Lo studio è sacrificio innanzitutto perché non è della stessa natura della voglia dell’imparare istintivo, episodico e casuale. Chi studia deve applicarsi (piegarsi, da ad-plicari), deve accettare di assumere la posizione adeguata per apprendere (afferrare con la mente, con forza) un certo oggetto mentale, rinunciando a schemi, ad abitudini, a pregiudizi e, soprattutto, impegnando del tempo. Il sacrificio consiste proprio in questo: dedicare del tempo ad una cosa che non ha immediatamente la stessa presa coinvolgente che avrebbe la partita di pallone, l’uscire con gli amici, stare con la ragazza o il ragazzo. Se lo si affronta, diventa una risorsa. Non si tratta infatti di rinunciare al pallone, alla musica, agli incontri con le persone a cui si vuole bene. Semplicemente occorre scegliere quando, quanto e per quanto tempo applicarsi a questa o a quello cosa, hic et nunc. Scegliere personalmente. Lo studio, gesto di libertà e di responsabilità personale, non ammette mai sostituti, pena la sua morte sul nascere.

“Studio e libertà sono due buoi sotto lo stesso giogo nel campo della verità. Sono te stesso in azione. Sono espressione del tuo bisogno di felicità. Per questo costano. Ma attenzione, il prezzo che paghi non è la gabbia e neppure la fuga. È un sacrificio, cioè un atto volontario (libero) di rinuncia ad un valore per un valore qualitativamente superiore. Non s’impara nulla senza sacrificio. Sia che si tratti di una discesa con gli sci, o di un ragionamento matematico, o dell’interpretazione di un’opera d’arte, imparare è dire ‘no’ ad un valore per un valore più grande” (Lettera ad un liceale). 

Scegliere con grinta. Smettiamo di parlare di “voglia di studio”, che è desiderio volubile, senza un oggetto preciso, sterile, privo di progetto. Dovremmo eliminare dal vocabolario quotidiano il sintagma “voglia di studio”. 
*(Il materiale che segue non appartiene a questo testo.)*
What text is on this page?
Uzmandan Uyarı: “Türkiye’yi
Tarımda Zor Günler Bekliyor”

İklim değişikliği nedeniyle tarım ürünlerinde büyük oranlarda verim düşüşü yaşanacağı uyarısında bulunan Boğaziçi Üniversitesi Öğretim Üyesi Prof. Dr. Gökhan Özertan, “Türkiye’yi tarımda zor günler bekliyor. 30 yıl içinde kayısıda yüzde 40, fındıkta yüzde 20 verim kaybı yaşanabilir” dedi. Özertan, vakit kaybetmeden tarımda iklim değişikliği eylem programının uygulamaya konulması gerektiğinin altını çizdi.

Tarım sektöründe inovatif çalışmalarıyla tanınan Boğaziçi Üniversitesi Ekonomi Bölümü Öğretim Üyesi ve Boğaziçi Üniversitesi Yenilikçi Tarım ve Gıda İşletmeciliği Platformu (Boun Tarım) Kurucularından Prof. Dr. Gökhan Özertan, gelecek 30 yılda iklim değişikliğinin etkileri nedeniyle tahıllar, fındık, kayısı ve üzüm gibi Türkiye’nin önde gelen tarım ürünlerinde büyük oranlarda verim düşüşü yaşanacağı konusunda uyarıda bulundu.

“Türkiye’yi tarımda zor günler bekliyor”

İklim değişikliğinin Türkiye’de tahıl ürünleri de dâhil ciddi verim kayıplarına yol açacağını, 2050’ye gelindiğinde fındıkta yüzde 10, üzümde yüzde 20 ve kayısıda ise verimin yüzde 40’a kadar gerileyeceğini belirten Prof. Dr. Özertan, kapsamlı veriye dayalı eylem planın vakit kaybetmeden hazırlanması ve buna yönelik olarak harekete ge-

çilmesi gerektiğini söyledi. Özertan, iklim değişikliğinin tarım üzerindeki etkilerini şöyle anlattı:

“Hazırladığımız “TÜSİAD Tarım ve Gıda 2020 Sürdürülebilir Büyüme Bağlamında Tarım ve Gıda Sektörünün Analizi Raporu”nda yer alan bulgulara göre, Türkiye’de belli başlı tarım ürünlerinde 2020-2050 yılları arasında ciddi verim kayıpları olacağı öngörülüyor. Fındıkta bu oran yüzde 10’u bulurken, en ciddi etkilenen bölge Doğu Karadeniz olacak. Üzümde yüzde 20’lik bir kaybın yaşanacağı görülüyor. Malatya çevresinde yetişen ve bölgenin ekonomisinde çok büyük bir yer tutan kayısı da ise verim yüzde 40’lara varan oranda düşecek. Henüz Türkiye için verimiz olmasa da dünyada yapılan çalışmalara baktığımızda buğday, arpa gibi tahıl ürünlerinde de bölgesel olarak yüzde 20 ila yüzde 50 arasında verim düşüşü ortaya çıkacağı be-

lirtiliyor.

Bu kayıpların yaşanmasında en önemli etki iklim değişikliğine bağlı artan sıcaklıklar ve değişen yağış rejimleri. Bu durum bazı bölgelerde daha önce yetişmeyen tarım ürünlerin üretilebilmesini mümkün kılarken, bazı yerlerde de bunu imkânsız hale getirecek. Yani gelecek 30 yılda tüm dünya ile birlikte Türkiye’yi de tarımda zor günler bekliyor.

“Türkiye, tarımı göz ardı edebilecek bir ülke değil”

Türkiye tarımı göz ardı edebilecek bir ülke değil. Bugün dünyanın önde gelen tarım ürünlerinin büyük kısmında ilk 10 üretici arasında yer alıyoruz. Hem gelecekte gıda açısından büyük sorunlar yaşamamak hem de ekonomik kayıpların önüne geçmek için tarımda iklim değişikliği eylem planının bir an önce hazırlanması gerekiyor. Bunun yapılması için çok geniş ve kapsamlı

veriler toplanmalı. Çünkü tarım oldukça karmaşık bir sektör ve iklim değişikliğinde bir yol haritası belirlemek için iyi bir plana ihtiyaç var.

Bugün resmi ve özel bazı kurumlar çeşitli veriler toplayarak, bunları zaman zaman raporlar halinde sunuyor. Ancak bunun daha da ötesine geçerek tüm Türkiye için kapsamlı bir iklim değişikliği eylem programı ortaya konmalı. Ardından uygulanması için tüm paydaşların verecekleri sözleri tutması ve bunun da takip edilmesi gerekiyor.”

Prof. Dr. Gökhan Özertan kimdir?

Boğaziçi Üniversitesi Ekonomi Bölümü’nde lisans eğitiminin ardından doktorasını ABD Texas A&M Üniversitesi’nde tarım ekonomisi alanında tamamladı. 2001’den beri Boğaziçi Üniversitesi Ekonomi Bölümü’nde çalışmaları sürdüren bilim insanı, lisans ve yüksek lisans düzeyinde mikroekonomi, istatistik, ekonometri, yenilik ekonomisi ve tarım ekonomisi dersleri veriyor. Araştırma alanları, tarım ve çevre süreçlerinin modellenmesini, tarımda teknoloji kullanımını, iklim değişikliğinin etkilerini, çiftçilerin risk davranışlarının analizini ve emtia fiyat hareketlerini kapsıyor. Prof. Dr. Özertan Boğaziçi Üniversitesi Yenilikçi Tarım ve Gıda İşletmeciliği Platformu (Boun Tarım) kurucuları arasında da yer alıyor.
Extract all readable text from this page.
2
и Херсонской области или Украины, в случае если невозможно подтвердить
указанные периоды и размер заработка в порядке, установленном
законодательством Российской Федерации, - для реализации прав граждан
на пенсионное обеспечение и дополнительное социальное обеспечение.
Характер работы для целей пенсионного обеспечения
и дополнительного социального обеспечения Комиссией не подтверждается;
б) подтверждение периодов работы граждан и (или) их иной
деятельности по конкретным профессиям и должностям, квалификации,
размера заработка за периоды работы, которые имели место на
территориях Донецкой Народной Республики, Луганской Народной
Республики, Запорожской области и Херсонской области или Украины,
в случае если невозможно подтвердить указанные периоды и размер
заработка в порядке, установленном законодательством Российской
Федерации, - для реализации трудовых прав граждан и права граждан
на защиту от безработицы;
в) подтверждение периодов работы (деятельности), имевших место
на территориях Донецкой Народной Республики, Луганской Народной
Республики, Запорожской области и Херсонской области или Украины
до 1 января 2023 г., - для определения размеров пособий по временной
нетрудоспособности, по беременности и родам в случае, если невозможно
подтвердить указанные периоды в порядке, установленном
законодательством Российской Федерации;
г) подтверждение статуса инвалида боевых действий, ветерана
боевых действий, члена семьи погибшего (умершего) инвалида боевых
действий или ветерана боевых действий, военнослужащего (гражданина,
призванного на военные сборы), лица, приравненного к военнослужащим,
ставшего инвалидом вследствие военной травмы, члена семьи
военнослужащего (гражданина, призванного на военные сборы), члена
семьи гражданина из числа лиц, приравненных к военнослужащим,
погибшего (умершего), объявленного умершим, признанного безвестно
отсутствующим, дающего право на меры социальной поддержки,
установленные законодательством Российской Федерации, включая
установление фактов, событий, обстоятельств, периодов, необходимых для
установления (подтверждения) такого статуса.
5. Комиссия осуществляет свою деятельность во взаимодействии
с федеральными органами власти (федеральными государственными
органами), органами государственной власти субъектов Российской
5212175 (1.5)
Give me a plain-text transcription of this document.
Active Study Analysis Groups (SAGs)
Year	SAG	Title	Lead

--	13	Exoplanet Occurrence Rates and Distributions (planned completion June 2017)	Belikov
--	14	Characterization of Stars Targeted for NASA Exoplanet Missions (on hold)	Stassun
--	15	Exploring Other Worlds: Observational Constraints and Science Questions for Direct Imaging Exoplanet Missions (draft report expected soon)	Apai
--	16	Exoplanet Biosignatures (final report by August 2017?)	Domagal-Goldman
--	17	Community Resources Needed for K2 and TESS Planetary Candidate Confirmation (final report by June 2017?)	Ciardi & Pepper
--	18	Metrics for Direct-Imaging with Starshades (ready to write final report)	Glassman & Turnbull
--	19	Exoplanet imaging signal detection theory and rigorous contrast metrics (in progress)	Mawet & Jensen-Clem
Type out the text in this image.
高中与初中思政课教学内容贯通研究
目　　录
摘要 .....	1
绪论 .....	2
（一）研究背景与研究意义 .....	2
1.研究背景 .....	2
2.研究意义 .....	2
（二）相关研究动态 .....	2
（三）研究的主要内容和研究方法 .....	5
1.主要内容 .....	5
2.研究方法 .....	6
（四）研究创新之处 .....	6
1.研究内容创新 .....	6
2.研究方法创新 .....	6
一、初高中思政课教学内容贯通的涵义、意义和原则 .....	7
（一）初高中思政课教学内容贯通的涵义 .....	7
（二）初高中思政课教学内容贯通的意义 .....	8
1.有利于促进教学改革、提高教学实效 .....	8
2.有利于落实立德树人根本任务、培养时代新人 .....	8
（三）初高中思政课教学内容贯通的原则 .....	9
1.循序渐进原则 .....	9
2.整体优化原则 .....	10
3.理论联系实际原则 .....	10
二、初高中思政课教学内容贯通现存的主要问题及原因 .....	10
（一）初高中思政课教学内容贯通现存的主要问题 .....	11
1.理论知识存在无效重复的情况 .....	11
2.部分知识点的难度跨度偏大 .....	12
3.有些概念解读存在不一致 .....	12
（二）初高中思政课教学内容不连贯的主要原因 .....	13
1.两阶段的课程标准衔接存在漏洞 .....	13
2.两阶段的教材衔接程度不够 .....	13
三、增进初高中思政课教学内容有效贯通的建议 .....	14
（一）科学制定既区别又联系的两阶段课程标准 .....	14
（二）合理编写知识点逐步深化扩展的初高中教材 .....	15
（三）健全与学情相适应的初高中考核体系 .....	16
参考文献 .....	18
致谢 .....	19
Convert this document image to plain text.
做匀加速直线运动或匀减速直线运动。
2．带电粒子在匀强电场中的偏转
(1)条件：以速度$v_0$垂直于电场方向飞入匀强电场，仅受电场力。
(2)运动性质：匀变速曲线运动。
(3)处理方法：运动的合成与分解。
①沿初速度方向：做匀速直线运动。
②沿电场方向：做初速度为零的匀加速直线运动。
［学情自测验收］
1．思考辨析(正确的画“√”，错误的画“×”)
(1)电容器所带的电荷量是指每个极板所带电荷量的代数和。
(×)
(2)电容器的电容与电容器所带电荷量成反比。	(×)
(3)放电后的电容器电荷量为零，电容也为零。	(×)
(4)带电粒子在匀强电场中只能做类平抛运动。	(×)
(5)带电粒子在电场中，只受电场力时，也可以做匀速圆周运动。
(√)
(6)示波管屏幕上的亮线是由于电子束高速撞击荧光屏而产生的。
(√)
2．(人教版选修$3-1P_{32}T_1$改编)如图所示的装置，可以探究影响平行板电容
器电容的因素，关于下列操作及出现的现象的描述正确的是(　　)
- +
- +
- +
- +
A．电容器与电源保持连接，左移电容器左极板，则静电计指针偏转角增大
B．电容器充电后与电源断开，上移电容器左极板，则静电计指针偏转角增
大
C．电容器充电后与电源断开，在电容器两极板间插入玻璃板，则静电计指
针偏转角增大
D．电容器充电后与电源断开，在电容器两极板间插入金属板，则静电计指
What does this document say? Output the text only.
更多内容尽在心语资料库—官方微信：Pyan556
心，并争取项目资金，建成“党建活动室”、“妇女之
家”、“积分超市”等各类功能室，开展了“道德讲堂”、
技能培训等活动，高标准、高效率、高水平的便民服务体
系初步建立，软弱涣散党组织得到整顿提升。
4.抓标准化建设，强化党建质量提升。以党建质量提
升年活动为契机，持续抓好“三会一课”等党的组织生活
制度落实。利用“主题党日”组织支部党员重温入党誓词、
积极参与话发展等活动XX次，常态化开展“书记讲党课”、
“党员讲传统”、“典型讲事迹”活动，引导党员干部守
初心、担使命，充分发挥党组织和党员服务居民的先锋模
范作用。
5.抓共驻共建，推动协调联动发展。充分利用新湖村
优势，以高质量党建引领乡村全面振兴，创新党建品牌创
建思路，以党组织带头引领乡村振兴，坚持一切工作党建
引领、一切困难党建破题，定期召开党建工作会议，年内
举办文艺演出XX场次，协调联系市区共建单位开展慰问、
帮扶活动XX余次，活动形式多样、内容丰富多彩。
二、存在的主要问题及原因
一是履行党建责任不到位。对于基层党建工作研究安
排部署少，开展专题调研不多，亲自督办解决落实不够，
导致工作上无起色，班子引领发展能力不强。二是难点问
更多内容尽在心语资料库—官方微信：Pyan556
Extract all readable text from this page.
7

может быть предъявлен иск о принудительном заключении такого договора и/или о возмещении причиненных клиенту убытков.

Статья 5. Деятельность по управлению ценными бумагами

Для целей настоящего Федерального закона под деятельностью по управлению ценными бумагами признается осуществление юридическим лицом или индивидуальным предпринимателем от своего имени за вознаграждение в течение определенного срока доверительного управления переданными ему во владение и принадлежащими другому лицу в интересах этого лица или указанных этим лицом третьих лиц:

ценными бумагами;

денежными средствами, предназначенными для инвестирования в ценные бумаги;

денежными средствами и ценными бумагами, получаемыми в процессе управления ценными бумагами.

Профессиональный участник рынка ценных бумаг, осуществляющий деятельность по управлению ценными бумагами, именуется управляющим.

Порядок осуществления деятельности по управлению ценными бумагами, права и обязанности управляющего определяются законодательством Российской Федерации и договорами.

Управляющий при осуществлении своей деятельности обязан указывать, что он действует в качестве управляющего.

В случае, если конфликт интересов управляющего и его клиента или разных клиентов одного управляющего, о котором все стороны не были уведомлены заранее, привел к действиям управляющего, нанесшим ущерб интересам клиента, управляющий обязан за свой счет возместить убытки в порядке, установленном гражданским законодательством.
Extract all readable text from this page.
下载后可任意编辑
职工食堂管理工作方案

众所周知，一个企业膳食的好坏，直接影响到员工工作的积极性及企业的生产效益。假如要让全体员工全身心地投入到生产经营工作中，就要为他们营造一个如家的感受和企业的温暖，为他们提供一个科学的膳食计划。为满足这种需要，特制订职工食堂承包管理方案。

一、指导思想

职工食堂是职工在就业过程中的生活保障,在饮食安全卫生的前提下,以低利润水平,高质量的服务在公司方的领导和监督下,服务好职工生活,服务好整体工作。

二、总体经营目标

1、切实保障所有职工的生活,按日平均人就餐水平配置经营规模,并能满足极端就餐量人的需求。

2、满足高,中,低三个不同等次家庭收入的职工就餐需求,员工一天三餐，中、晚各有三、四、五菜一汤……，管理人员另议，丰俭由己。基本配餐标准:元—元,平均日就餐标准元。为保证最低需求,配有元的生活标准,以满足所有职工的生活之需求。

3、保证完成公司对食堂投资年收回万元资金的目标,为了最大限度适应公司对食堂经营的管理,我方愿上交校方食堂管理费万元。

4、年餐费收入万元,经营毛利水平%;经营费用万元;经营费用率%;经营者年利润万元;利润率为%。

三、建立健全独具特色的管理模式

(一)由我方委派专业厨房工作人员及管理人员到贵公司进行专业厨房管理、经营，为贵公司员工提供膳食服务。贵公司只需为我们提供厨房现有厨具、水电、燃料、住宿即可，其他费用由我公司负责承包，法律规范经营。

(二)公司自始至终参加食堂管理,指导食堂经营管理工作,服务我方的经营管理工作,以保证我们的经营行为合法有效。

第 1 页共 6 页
Lo studio esige che ci si opponga con determinazione alla veemenza delle voglie nel cui mare si annega il cuore e il pensiero. Parlo della determinazione che proviene dalla coscienza e dall’animo di chi intuisce un bene per sé nell’azione-studio; coscienza provocata non da autoaccensione della mente, bensì da una proposta carica di senso. La quale è tanto più efficace quanto più è in sintonia con l’impeto con cui l’uomo-studente si protende verso il suo destino ed è formulata in sinergia con genitori e colleghi in un ambiente comunitario. Proposta assunta e verificata nella certezza di un “guadagno” (si veda etimologia di “imparare”), di cui è caparra la gioia del conoscere sperimentabile anche nella fatica. 

La volontà, quella che in caso di necessità fa stringere i denti e fa sopportare la sofferenza, è lo strumento principale dell’apprendista nel lavoro manuale, ma, contrariamente all’opinione più corrente, non ha quasi nessuna parte nello studio. Solamente il desiderio può guidare l’intelligenza e affinché il desiderio sussista, deve esserci piacere e gioia. L’intelligenza si sviluppa e porta frutto solo nella gioia. La gioia di imparare è altrettanto indispensabile agli studi quanto il fiato ai corridori. Là dove manca, non vi sono studenti, ma povere caricature di apprendisti che, alla fine del loro tirocinio, non avranno nemmeno un mestiere” (Simone Weil).